Scaling parallel, banded LU decomposition and solve

PostPosted: Tue May 29, 2012 3:20 pm
by sgildea
I have written a simple program to factor and solve a banded matrix in ScaLAPACK using PDGBTSV and PDGBTRS. Basically, I invoke PDGBTSV, and then use the output from the internal call of PDGBTRF for additional calls to PDGBTRS. I have run the program with 1, 2, 4, and 8 processes (everything regarding the matrix and rhs kept the same) and find that the solve (PDGBTRS) portion does get faster as I increase use more processors(scales approx. as P^-.63), but the factorization step (PGBTRF called from PDGBSV) scales as P^3.0 ! I would like to run with more processors, but I am concerned about the factorization scaling...With one process, for this problem, the PDGBSV call takes about 2.6 seconds, but for 8 processes on the same matrix/rhs, I did the factorization once and it took nearly 40 minutes!

My sample problem as N=40000 unknowns, with BWL and BWU both equal to 200 (this is emulating part of a much larger code, and I am considering PDGBSV to obtain the factorization and then repeatedly apply PDGBTRS to get an important quantity, on the order of several million times). I can live with a costly factorization b/c I only do that part once, but other parts of the code need to use a larger number of processors.

My actual question is:
Is the scaling I'm seeing inherent to PDGBTRF or can I fix this by changing how I compile my code, or something else I haven't thought of? If you need more information about the environment I am using the code in, or the code itself, I'd be happy to provide them. What have others with more experience found when using PDGBTRF?

Thank you,

Steve

Re: Scaling parallel, banded LU decomposition and solve

PostPosted: Tue May 29, 2012 6:59 pm
by sgildea
After discussing things with a friend of mine, he suggested I try setting the environment variable OMP_NUM_THREADS to 1. With this in place, the time for the factorization(PDGBTRF) with one processor increased by about a factor of ten, doubled when run with 2 processors, but then has decreased when using more processors all the way up to 80 (scaling as P^(-.5)). However, the matrix I was using as a test case probably wasn't big enough to see strong benefits from more processors at that point because N/P was approaching the same order as my matrix bandwidth.
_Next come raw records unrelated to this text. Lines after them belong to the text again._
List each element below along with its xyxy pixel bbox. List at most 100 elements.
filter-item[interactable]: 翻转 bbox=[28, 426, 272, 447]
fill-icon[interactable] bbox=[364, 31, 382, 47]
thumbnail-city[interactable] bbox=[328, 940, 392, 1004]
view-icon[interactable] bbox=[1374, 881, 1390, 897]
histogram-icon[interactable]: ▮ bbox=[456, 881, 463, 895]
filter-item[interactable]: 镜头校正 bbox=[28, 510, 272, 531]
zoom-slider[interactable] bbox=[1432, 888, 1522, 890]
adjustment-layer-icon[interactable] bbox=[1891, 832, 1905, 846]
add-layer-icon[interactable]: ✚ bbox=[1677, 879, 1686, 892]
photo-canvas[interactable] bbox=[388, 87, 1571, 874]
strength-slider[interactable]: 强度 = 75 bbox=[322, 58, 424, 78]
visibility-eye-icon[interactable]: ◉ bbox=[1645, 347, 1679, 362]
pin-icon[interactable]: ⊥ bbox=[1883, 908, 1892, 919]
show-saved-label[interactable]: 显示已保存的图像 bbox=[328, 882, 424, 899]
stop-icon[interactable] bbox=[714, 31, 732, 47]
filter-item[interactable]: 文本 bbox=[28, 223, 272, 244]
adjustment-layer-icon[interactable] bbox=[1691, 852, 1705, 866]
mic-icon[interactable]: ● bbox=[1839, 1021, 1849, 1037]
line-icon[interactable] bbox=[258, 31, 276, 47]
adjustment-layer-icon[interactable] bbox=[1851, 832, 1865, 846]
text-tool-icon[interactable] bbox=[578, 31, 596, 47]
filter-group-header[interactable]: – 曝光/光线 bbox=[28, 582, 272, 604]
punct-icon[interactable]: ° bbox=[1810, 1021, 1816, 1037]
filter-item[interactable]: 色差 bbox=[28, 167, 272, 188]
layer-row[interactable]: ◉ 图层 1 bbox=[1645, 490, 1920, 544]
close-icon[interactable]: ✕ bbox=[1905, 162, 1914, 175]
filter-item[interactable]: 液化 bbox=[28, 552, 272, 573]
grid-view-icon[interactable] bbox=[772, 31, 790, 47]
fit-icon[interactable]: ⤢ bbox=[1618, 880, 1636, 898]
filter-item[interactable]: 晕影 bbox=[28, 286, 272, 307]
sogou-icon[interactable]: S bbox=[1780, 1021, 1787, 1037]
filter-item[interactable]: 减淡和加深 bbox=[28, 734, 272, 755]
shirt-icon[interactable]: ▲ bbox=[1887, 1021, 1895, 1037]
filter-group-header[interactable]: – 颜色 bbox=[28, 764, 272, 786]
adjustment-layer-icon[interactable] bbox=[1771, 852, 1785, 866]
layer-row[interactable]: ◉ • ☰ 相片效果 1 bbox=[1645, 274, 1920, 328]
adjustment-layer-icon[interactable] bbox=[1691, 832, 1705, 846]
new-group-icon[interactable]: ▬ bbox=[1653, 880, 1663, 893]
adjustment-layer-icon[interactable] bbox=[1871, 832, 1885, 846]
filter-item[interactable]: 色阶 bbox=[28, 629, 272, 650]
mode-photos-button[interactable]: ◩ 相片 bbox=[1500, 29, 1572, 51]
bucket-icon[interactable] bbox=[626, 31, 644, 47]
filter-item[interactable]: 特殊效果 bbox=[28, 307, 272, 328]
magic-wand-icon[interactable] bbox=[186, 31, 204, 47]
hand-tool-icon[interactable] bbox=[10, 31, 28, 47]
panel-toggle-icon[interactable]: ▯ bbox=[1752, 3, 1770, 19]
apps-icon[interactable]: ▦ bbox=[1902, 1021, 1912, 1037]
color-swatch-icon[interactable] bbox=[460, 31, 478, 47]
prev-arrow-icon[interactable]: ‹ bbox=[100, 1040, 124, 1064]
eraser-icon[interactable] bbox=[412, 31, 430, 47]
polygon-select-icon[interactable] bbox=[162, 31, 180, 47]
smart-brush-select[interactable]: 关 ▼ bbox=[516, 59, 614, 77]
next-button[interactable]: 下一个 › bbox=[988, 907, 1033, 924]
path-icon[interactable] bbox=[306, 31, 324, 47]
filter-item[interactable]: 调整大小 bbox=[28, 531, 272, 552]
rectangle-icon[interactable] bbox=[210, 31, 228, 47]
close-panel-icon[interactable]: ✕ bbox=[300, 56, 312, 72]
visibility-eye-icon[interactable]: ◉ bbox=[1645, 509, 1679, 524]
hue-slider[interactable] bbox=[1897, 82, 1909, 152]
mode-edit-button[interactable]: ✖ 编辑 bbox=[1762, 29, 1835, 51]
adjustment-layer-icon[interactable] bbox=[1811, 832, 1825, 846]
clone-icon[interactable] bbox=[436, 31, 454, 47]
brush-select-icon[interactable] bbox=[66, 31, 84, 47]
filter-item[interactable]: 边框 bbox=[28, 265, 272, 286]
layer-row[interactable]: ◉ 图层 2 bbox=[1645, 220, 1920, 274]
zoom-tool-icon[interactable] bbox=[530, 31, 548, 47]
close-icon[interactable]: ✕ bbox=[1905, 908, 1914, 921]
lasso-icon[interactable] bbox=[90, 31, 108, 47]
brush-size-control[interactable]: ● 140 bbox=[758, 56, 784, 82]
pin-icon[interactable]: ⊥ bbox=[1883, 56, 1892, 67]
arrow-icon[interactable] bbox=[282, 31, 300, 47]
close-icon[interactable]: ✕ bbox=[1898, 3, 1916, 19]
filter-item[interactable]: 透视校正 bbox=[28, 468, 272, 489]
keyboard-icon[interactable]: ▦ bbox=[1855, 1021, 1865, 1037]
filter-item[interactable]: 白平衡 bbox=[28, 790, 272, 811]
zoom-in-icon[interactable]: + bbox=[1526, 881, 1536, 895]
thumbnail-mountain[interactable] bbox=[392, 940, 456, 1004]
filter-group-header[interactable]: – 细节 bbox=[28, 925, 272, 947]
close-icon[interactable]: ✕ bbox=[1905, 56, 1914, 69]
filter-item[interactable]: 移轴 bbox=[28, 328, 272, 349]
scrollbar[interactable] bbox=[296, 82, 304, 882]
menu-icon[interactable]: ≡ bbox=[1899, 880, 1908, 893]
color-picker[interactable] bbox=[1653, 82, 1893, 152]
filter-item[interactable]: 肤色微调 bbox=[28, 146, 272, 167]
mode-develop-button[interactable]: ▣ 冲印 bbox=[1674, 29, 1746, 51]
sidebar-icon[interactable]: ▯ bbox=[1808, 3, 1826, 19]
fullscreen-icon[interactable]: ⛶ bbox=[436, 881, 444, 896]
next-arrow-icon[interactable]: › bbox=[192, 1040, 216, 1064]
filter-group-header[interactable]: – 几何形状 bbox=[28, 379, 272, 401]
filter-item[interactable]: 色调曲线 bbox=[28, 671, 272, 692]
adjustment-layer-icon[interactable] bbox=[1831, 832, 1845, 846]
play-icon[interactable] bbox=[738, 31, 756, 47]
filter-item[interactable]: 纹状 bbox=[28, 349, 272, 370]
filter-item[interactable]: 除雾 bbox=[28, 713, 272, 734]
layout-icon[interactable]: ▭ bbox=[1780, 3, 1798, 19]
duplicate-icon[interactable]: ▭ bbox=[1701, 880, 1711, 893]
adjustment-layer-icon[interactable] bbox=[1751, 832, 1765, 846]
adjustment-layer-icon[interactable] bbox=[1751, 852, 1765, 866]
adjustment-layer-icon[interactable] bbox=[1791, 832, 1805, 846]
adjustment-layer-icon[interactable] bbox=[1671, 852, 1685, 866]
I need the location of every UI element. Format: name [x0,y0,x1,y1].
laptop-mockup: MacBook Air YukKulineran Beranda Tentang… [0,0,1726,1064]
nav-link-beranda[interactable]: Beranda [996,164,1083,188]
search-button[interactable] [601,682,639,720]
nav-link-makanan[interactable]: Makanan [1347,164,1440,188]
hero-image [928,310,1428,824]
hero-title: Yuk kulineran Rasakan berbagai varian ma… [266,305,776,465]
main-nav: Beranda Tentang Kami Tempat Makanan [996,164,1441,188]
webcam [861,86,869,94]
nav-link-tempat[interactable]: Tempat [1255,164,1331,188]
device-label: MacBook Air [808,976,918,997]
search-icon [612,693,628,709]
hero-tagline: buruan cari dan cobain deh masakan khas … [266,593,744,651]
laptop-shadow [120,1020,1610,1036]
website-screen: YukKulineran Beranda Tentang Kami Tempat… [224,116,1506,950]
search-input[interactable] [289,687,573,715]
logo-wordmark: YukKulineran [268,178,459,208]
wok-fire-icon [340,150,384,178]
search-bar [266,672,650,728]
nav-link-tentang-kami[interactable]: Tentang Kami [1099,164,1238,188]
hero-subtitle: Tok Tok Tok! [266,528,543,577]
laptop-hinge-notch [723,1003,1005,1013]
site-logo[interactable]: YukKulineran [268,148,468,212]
With OMP_NUM_THREADS at 1, the solve calls (PDGBTRS) scaled well enough (~ P^-.6 or so), just as before.

In summary, setting OMP_NUM_THREADS completely solved the performance issue I was seeing. If I am able to see a benefit from OMP with different settings, I will be sure to update.

Re: Scaling parallel, banded LU decomposition and solve

PostPosted: Tue May 29, 2012 7:14 pm
by Julien Langou
Great! Sorry for not spotting this on our end. It's a classic. Yes you absolutely do need to set the OMP_NUM_THREADS to 1 for ScaLAPACK if you run your application with one MPI process per core.
This is because otherwise the BLAS will (in general) spawn as many threads as core available on a node. So if you have a sixteen-core node, your application spawn sixteen MPI processes (that's you)
each MPI processes spawning sixteen threads (that's the BLAS). This is a recipe for performance disaster. (Note: it would make sense to have four MPI processes per node each spawning four threads at the
BLAS level. You would do this with the appropriate mpirun -np xxxx and then setting OMP_NUM_THREADS to 4. In general OMP_NUM_THREADS to 1 is close to best. So not worth worrying.) (Note:
OMP_NUM_THREADS takes care of most of the BLAS libraries but not all, some have their own environment variable to control the number of threads they are running on.)
Cheers, Julien.